Can AI video generation replace a marketing video team?
AI video generation is better treated as a concept and production-assist workflow, not a full replacement for strategy, brand review, editing, or legal approval. MICT can help teams test visual hooks, storyboards, and short clips faster. Final quality depends on the prompt, selected model, settings, source assets, and provider limits.
What marketing videos can I make with MICT?
MICT is best suited for short launch teasers, social ad concepts, creator briefs, product mood clips, and storyboard references. It can start from text prompts or reference images. For customer-facing campaigns, review every output for brand accuracy, policy compliance, usage rights, and whether product details remained acceptable.

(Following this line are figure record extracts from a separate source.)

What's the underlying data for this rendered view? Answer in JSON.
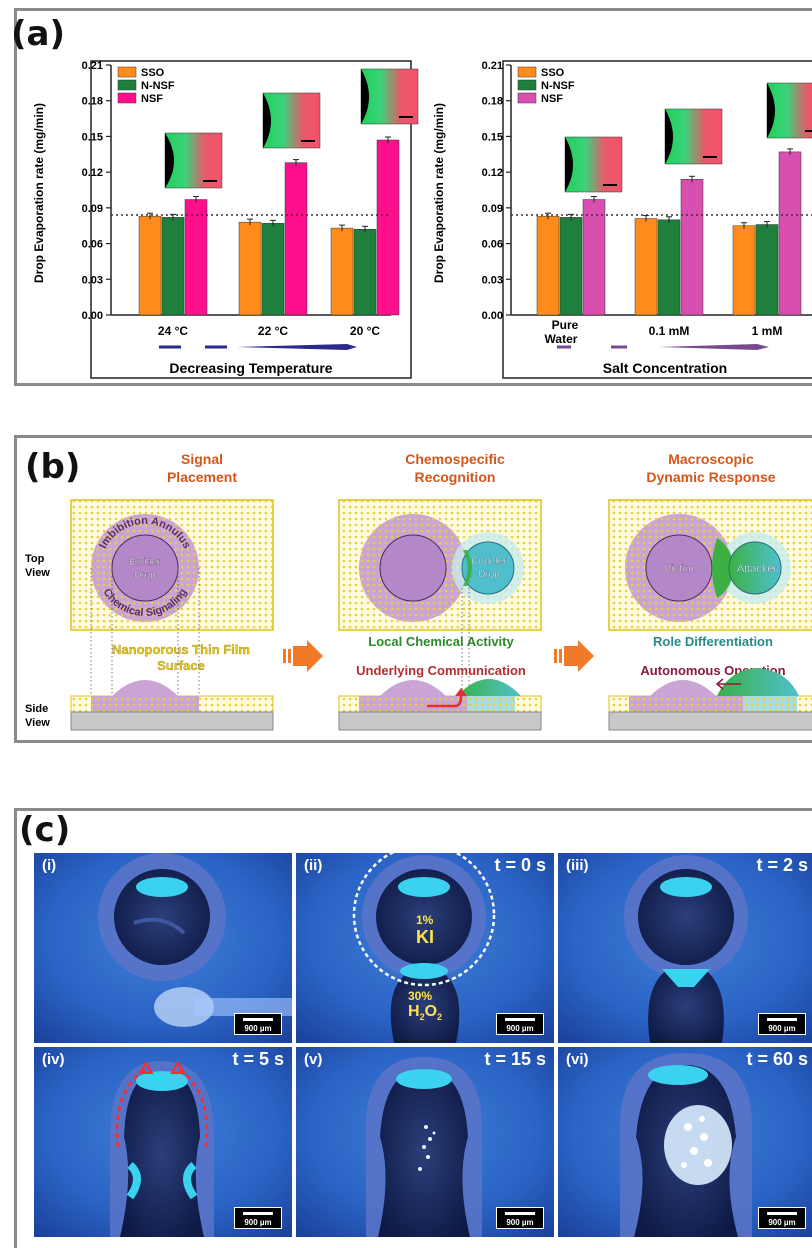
{
  "panel_a": {
    "label": "(a)",
    "left_chart": {
      "ylabel": "Drop Evaporation rate (mg/min)",
      "yticks": [
        "0.00",
        "0.03",
        "0.06",
        "0.09",
        "0.12",
        "0.15",
        "0.18",
        "0.21"
      ],
      "categories": [
        "24 °C",
        "22 °C",
        "20 °C"
      ],
      "xlabel": "Decreasing Temperature"
    },
    "right_chart": {
      "ylabel": "Drop Evaporation rate (mg/min)",
      "yticks": [
        "0.00",
        "0.03",
        "0.06",
        "0.09",
        "0.12",
        "0.15",
        "0.18",
        "0.21"
      ],
      "category_line1": [
        "Pure",
        "",
        ""
      ],
      "categories": [
        "Water",
        "0.1 mM",
        "1 mM"
      ],
      "xlabel": "Salt Concentration"
    },
    "legend": [
      "SSO",
      "N-NSF",
      "NSF"
    ]
  },
  "chart_data": [
    {
      "type": "bar",
      "categories": [
        "24 °C",
        "22 °C",
        "20 °C"
      ],
      "series": [
        {
          "name": "SSO",
          "values": [
            0.083,
            0.078,
            0.073
          ]
        },
        {
          "name": "N-NSF",
          "values": [
            0.082,
            0.077,
            0.072
          ]
        },
        {
          "name": "NSF",
          "values": [
            0.097,
            0.128,
            0.147
          ]
        }
      ],
      "ylabel": "Drop Evaporation rate (mg/min)",
      "xlabel": "Decreasing Temperature",
      "ylim": [
        0,
        0.21
      ],
      "reference_line": 0.084,
      "legend": "top-left",
      "colors": {
        "SSO": "#ff8c1a",
        "N-NSF": "#1f7f3c",
        "NSF": "#ff0f8c"
      }
    },
    {
      "type": "bar",
      "categories": [
        "Pure Water",
        "0.1 mM",
        "1 mM"
      ],
      "series": [
        {
          "name": "SSO",
          "values": [
            0.083,
            0.081,
            0.075
          ]
        },
        {
          "name": "N-NSF",
          "values": [
            0.082,
            0.08,
            0.076
          ]
        },
        {
          "name": "NSF",
          "values": [
            0.097,
            0.114,
            0.137
          ]
        }
      ],
      "ylabel": "Drop Evaporation rate (mg/min)",
      "xlabel": "Salt Concentration",
      "ylim": [
        0,
        0.21
      ],
      "reference_line": 0.084,
      "legend": "top-left",
      "colors": {
        "SSO": "#ff8c1a",
        "N-NSF": "#1f7f3c",
        "NSF": "#d94fb0"
      }
    }
  ],
  "panel_b": {
    "label": "(b)",
    "titles": [
      {
        "line1": "Signal",
        "line2": "Placement"
      },
      {
        "line1": "Chemospecific",
        "line2": "Recognition"
      },
      {
        "line1": "Macroscopic",
        "line2": "Dynamic Response"
      }
    ],
    "top_view": [
      "Top",
      "View"
    ],
    "side_view": [
      "Side",
      "View"
    ],
    "annulus_label": "Imbibition Annulus",
    "signaling_label": "Chemical Signaling",
    "emitter": [
      "Emitter",
      "Drop"
    ],
    "counter": [
      "Counter",
      "Drop"
    ],
    "victim": "Victim",
    "attacker": "Attacker",
    "surface": [
      "Nanoporous Thin Film",
      "Surface"
    ],
    "local_activity": "Local Chemical Activity",
    "underlying": "Underlying Communication",
    "role": "Role Differentiation",
    "autonomous": "Autonomous Operation"
  },
  "panel_c": {
    "label": "(c)",
    "tiles": [
      {
        "id": "(i)",
        "time": ""
      },
      {
        "id": "(ii)",
        "time": "t = 0 s"
      },
      {
        "id": "(iii)",
        "time": "t = 2 s"
      },
      {
        "id": "(iv)",
        "time": "t = 5 s"
      },
      {
        "id": "(v)",
        "time": "t = 15 s"
      },
      {
        "id": "(vi)",
        "time": "t = 60 s"
      }
    ],
    "scale": "900 µm",
    "ki_pct": "1%",
    "ki": "KI",
    "h2o2_pct": "30%",
    "h2o2": "H",
    "h2o2_sub": "2",
    "h2o2_mid": "O",
    "h2o2_sub2": "2"
  },
  "colors": {
    "orange": "#ff8c1a",
    "green": "#1f7f3c",
    "pink": "#ff0f8c",
    "magenta": "#d94fb0",
    "navy": "#2a2a8c",
    "titleOrange": "#d2571c"
  }
}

Which MICT model should marketers start with?
Most marketers should test both Wan 2.6 and Kling 3.0 when the campaign depends on motion style or format. Wan 2.6 can be a strong starting point for polished cinematic concepts, while Kling 3.0 is useful for short-form experimentation. Availability and exact settings are shown in the Studio.
How specific should a marketing video prompt be?
A useful prompt should include the audience, product type, scene, camera movement, lighting, mood, and the job of the clip. Avoid asking for too many unrelated actions in one generation. For product or brand-sensitive work, use image-to-video with a clear reference asset and review the result carefully.
Can I use MICT clips in paid ads?
MICT is built for creator and business workflows, but paid ad usage still requires your own review. Check MICT terms, provider restrictions, brand guidelines, platform ad policies, and any rights related to uploaded assets. Outputs should also be checked for accuracy before they represent a product, price, claim, or customer outcome.